シルは私の手をぎゅっと握り締め、必死な眼差しで見つめてくる。
その気持ちは、とても嬉しかった。
けれど──私は首を横に振る。
「無理よ。私はセルディオ様と離縁できないもの」
そう。
セルディオ様は、醜聞になるから離縁はしないと仰っていた。
婚姻したまま屋敷を逃げ出せば、体裁を重んじるセルディオ様は、きっと私を探さなければならなくなる。
そして見つかった時には──逃げ出すなどという愚かな真似をした私を、決して許しはしないだろう。
体罰を受けるかもしれない。
それどころか、地下室へ幽閉されるようなことだってあり得る。
「私は……死ぬまで、この屋敷に居続けるしかないの……」
「そんな……」
それに、罰が私一人で済めばまだいい。
けれど、下手をすればシルや先生にまで累が及ぶかもしれない。
善良な二人を、そんな目に遭わせるわけにはいかなかった。
だから私は、シルの申し出を断るしかない。
たとえセルディオ様にもう愛されていなくても。
彼の心が、別の女性へ向いてしまっていたとしても。
「でも、それじゃあニーナさんは……」
シルは目に涙を浮かべ、今にも泣き出しそうな顔で私を見上げる。
こんな幼い子を悲しませてしまう自分が、ひどく嫌だった。
それでも、逃げることはできない。
今のような状況を招いてしまったのは──紛れもなく、私自身なのだから。
「だったら俺、毎日ここへ診察に来るからね!」
乱暴に涙を拭うと、シルは決意を込めてぎゅっと拳を握った。
「え……でも、あなたは先生のお手伝いがあるんじゃ──」
「そんなの、どうとでもなるよ! 無理してるニーナさんを放っておくなんて、俺にはできないから。

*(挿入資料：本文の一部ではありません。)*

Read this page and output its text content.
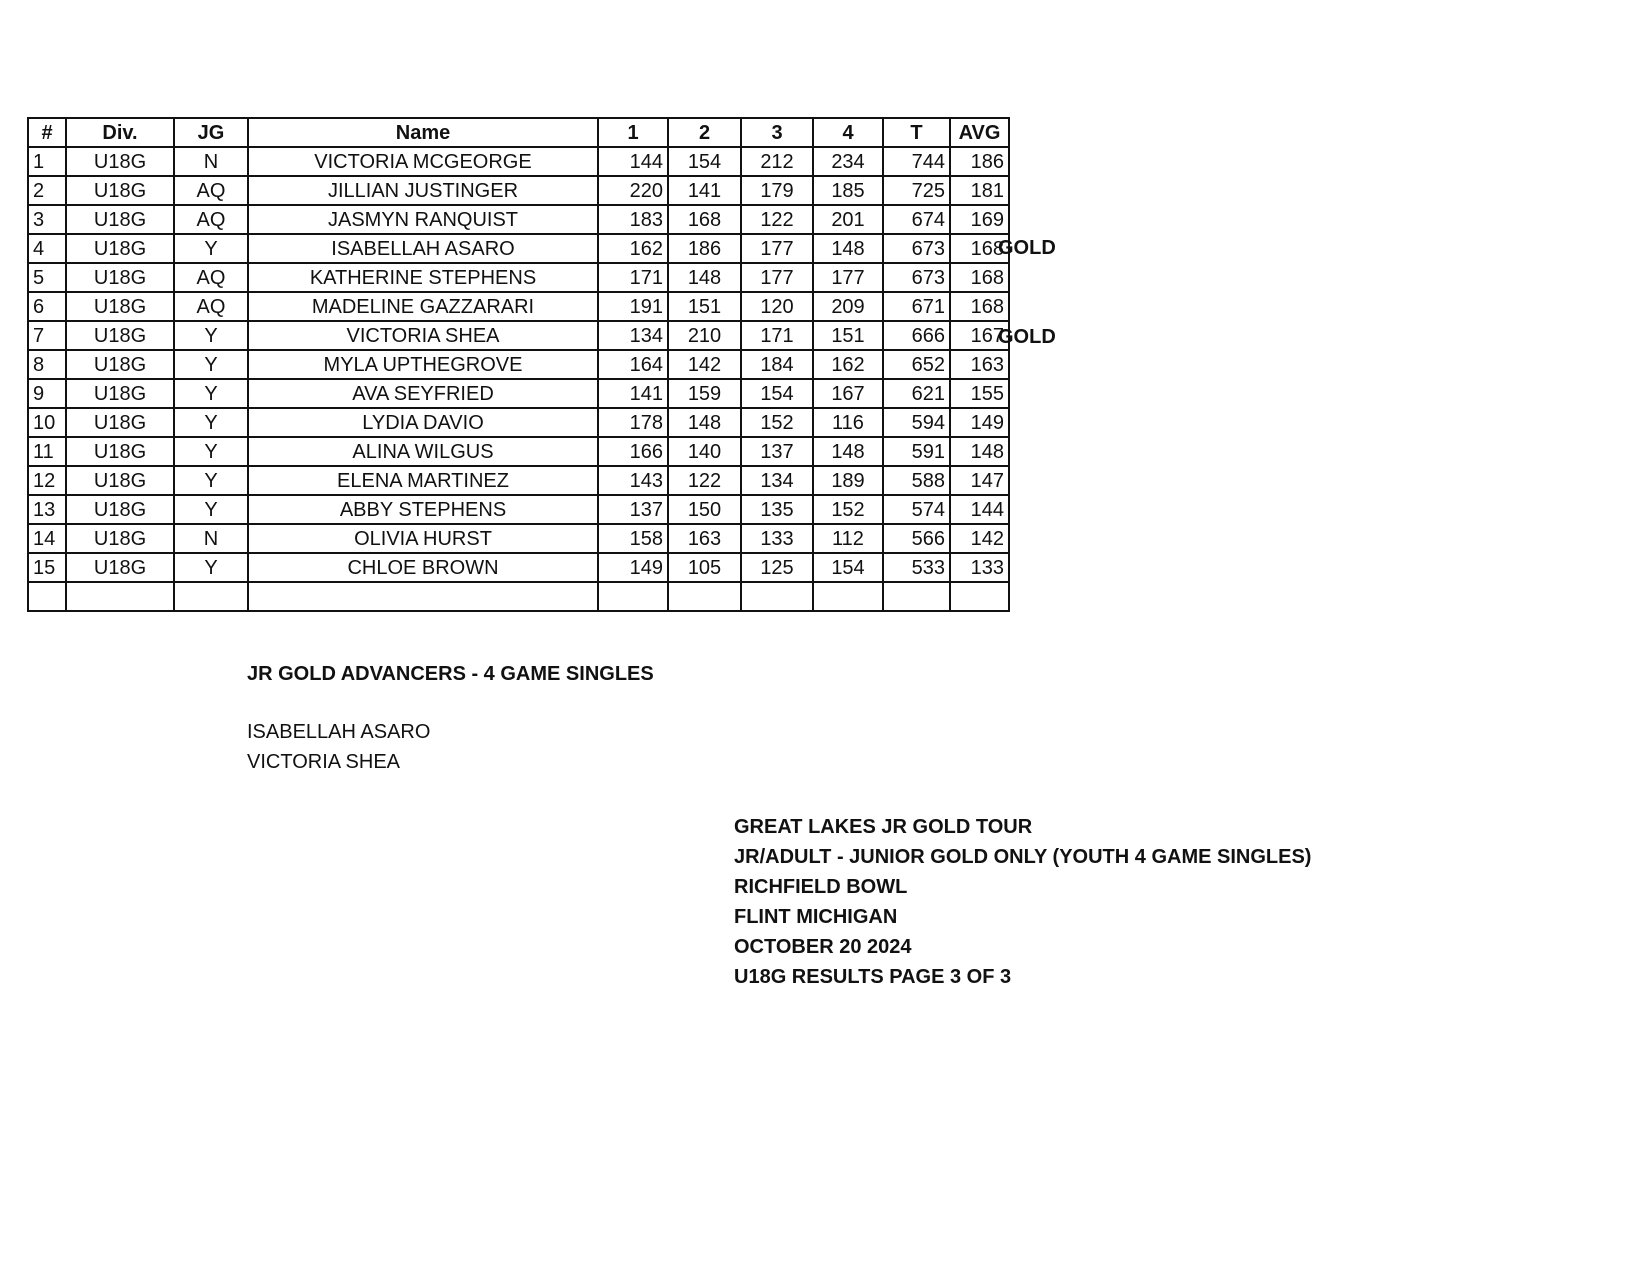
#	Div.	JG	Name	1	2	3	4	T	AVG
1	U18G	N	VICTORIA MCGEORGE	144	154	212	234	744	186
2	U18G	AQ	JILLIAN JUSTINGER	220	141	179	185	725	181
3	U18G	AQ	JASMYN RANQUIST	183	168	122	201	674	169
4	U18G	Y	ISABELLAH ASARO	162	186	177	148	673	168
5	U18G	AQ	KATHERINE STEPHENS	171	148	177	177	673	168
6	U18G	AQ	MADELINE GAZZARARI	191	151	120	209	671	168
7	U18G	Y	VICTORIA SHEA	134	210	171	151	666	167
8	U18G	Y	MYLA UPTHEGROVE	164	142	184	162	652	163
9	U18G	Y	AVA SEYFRIED	141	159	154	167	621	155
10	U18G	Y	LYDIA DAVIO	178	148	152	116	594	149
11	U18G	Y	ALINA WILGUS	166	140	137	148	591	148
12	U18G	Y	ELENA MARTINEZ	143	122	134	189	588	147
13	U18G	Y	ABBY STEPHENS	137	150	135	152	574	144
14	U18G	N	OLIVIA HURST	158	163	133	112	566	142
15	U18G	Y	CHLOE BROWN	149	105	125	154	533	133

GOLD
GOLD
JR GOLD ADVANCERS - 4 GAME SINGLES
ISABELLAH ASARO
VICTORIA SHEA
GREAT LAKES JR GOLD TOUR
JR/ADULT - JUNIOR GOLD ONLY (YOUTH 4 GAME SINGLES)
RICHFIELD BOWL
FLINT MICHIGAN
OCTOBER 20 2024
U18G RESULTS PAGE 3 OF 3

来るなって言われても、毎日絶対に診察に来るからね!」
それに、とシルは満面の笑みを浮かべる。
「少しでもニーナさんが笑って過ごせるように、俺が頑張るから!」
そう言って腕まくりをすると、力強くガッツポーズを作った。
その姿につられるように、リシテアもシルの後ろで小さくガッツポーズを作る。
「ふふっ……あなた達ったら」
思わず笑みがこぼれた。
こんな風に心から笑えたのは、一体いつぶりだろう。
二人の優しさに触れたその瞬間、冷え切っていた胸の奥に、小さな灯火がともる。
そのぬくもりは、凍えかけていた私の心を、そっと包み込んでくれるようだった。